Story on this: Report urges agency to steer clear of roadless areas in beetle battle. By Bobby Magill. Coloradoan.com
Dead forests, except for the first year or two after their death, are no more of a forest fire hazard than green forests. During a drought they are less likely to burn hard than are green forests.
Reminds me of the on-going and mind-numbing campaign to wipe out a champion invasive species in the Northeast — the gypsy moth — by throwing gazillions of dollars into aerial spraying campaigns.
There is a billboard on the main Interstate in town ( I-65 in Louisville, KY. – GO CARDS!) which advises folks not to transport firewood from one campsite to another. Unfortunately, it does not say why – I suppose you can only get so much info on one of those monster. Moreover, maybe 3% of the people who do see it are not aware of the problem, do not care bout the problem or can’t read.
Besides while definitely a good idea it’s kind of like locking the barn door after the horse got out.
This is going to be the next big environmental problem the public doesn’t understand and gets more and more confused rather than educated by the various political interests pushing their agendas.

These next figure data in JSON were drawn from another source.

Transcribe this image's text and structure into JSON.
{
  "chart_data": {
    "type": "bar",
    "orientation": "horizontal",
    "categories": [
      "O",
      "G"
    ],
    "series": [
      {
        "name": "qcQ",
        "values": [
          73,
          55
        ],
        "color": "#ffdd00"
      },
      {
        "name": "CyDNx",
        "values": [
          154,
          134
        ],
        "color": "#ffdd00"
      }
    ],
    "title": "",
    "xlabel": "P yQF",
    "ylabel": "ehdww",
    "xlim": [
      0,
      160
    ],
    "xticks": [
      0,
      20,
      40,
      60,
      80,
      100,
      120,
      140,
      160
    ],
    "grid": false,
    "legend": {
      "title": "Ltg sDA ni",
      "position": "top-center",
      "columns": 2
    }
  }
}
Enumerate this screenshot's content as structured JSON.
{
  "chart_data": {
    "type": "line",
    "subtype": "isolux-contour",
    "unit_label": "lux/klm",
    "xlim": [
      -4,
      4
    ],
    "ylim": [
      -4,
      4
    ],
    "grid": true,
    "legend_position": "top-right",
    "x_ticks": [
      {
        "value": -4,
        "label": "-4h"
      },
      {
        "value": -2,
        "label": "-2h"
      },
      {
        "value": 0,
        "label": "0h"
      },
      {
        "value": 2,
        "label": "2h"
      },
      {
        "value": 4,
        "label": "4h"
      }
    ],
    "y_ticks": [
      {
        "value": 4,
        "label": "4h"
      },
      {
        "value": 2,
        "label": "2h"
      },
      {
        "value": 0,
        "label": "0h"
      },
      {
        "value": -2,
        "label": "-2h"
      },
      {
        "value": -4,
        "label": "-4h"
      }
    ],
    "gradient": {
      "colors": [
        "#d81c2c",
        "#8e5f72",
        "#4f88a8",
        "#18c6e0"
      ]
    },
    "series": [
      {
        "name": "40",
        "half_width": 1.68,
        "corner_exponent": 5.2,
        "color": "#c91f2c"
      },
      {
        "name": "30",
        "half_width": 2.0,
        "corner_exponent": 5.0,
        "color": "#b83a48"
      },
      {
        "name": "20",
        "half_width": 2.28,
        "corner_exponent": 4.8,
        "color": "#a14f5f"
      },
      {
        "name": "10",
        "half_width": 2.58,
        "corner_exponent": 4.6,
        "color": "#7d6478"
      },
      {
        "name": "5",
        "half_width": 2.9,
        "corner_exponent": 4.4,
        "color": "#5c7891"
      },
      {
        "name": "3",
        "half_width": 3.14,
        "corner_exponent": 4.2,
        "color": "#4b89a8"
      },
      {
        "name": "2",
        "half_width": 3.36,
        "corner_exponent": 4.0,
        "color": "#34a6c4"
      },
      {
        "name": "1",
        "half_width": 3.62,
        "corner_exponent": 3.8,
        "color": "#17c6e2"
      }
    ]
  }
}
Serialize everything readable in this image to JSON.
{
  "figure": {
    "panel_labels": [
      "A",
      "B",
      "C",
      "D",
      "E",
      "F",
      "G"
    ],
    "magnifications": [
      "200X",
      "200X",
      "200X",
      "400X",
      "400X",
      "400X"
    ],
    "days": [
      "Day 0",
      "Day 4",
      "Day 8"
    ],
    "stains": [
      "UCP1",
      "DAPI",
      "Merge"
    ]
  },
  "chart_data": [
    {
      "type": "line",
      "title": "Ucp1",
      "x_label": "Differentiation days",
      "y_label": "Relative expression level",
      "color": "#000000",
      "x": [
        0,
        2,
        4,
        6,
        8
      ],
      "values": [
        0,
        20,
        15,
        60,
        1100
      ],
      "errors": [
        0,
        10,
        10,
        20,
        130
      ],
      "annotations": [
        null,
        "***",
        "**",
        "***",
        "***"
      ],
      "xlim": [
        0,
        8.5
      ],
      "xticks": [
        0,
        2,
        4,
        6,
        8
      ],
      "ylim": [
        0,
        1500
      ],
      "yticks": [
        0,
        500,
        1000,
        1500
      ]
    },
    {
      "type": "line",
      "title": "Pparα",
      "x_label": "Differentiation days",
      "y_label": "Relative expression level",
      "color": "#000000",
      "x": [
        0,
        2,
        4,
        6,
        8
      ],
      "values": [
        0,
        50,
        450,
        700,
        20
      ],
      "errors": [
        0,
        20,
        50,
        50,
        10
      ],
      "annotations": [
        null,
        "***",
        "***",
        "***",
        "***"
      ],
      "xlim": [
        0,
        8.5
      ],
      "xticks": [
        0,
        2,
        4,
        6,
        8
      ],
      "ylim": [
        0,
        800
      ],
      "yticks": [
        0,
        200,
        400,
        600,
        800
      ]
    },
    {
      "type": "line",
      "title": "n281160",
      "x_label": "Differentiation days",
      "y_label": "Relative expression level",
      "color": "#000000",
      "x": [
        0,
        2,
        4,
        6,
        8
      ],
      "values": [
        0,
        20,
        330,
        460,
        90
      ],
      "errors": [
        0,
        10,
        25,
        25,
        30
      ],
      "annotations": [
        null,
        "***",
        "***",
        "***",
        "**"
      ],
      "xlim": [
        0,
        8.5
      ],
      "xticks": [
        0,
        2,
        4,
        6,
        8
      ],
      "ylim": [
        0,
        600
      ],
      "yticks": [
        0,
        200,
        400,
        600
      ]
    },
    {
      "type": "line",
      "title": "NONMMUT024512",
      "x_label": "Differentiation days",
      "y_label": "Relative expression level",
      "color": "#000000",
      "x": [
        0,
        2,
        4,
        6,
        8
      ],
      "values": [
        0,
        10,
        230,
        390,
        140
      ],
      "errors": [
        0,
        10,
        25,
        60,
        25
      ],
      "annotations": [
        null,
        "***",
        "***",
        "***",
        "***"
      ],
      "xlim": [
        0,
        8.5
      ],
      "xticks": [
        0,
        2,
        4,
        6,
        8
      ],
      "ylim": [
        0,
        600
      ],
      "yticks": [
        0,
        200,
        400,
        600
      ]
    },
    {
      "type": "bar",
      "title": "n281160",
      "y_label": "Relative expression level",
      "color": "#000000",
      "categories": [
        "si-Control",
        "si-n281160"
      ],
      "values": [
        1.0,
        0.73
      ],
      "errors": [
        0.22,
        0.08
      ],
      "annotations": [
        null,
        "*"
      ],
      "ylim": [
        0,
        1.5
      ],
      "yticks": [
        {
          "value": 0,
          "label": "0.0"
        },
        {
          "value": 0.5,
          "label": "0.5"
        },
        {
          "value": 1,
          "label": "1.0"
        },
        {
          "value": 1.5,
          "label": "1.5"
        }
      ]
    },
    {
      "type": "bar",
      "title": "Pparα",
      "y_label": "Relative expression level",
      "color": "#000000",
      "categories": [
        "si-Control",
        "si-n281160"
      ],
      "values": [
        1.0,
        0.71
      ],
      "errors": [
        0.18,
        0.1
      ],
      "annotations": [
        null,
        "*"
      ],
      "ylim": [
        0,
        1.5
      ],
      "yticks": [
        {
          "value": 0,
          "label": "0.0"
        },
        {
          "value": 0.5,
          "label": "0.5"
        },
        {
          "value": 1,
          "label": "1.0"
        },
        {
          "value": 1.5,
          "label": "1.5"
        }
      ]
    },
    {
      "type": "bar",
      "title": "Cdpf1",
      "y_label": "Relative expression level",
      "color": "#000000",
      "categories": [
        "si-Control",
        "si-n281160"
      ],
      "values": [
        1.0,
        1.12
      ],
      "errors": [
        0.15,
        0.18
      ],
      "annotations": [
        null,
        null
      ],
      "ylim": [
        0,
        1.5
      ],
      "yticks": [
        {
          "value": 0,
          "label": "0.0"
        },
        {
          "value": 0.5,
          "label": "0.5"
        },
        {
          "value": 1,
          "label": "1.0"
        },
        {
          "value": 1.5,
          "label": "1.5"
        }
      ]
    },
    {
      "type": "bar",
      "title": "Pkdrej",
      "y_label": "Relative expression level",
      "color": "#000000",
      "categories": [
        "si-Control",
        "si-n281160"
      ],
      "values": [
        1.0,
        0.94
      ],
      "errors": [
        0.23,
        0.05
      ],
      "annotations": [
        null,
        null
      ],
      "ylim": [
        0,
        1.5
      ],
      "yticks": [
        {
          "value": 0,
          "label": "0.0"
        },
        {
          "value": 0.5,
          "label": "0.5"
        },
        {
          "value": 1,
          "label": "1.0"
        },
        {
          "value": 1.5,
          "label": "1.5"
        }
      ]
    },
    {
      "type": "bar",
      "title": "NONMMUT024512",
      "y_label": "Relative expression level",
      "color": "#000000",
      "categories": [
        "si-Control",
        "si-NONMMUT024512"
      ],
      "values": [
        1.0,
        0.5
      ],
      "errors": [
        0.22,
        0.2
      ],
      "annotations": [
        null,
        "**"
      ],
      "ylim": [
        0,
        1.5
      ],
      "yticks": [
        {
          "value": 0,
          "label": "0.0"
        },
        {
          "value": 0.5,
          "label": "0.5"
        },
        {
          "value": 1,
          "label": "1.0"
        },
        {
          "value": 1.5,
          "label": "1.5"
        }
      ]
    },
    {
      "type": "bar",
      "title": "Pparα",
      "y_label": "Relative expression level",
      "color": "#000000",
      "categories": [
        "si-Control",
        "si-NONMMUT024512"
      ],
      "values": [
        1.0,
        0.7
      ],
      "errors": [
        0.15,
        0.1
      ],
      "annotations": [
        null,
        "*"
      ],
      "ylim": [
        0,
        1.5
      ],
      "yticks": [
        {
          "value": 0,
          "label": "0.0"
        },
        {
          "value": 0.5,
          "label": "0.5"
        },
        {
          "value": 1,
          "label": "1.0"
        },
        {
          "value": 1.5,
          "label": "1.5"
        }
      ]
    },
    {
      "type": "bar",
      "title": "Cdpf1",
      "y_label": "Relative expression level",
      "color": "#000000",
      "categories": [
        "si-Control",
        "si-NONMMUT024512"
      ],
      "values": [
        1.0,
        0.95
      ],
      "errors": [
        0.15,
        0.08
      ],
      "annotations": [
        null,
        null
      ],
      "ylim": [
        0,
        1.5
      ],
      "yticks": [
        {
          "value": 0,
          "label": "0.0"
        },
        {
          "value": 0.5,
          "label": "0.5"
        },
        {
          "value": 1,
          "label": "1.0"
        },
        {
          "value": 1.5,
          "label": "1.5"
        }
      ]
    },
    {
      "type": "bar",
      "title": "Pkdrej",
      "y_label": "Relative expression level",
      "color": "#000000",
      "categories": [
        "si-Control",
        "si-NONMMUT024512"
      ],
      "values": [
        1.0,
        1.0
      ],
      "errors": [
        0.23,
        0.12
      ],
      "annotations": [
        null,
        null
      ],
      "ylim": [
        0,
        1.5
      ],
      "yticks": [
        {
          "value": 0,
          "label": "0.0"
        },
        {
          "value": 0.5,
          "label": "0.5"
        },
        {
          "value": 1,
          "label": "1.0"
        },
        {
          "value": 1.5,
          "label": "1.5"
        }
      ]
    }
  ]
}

Although it will do little good, this is one reason I wrote this preemptive article about next summer’s likely forest fires.
What has been interesting to me in the Cody area is all of the firewood collectors bringing the pine beetle killed logs into town and stacking them up in their yards and then wondering why the pine trees in town are starting to die.
Actually by the time the tree is dead, normally the beetle has made the jump to a new stand of trees, which is one of the reasons it is so difficult to deal with them. I would imagine the trees in town are starting to die, is because the beetles have already been through there and not because of the firewood.